証明:整数の集合 I を以下のように定義する。
I = {k は整数 | 整数 s, t を用いて、k = as + bt とかける。}
a = a · 1 + b · 0 ∈ I, b = a · 0 + b · 1 ∈ I
だから、I は正の整数 a, b を元に持つ。 I の正の元のうち、最小になるもの
を e とする。I の元 k を任意にとるとき、k は e で割り切れることを証明す
る。まず k が e で割り切れないと仮定する。このとき、k を e で割った時の
商を q 、余りを r とすると、以下のように書ける。
k = eq + r, 0 < r < e
ここで、k, e ∈ I だから整数 s, t, u, v が存在して、以下のように書ける。
k = as + bt, e = au + bv
r = k − eq = a(s − uq) + b(t − vq) ∈ I だから、r は I の元となる。ところが
0 < r < e だから、r は e より小さな正の整数であることがわかる。このこと
は、e の最小性に反する。
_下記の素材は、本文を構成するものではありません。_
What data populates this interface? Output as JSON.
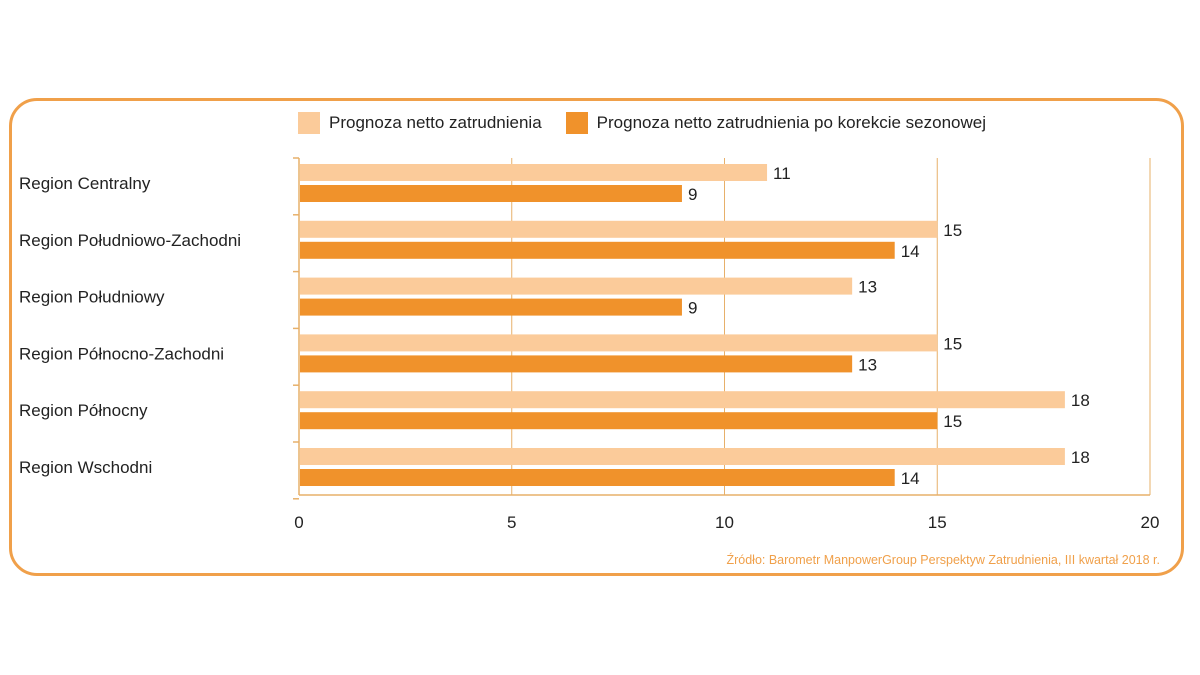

したがって、k が e で割り切れないという仮定は誤
りで、k は e で割り切れることが証明された。特に、I の元 a, b が e で割り切
れることがいえる。よって e は a, b の公約数となる、したがって e ≤ d がいえ
る。一方、d は a, b の最大公約数だから、整数 a′ , b′ を用いて a = da′ , b = db′
がいえる。よって e = au + bv = d(a′ u + b′ v) だから、e は d で割り切れる。
ここで d, e は正より a′ u + b′ v > 0 がいえるから e ≥ d がいえる。したがっ
て、e = d がいえるから au + bv = d が成り立つことがわかる。
以上より、ax+by = d をみたす整数 x, y の存在が言えた。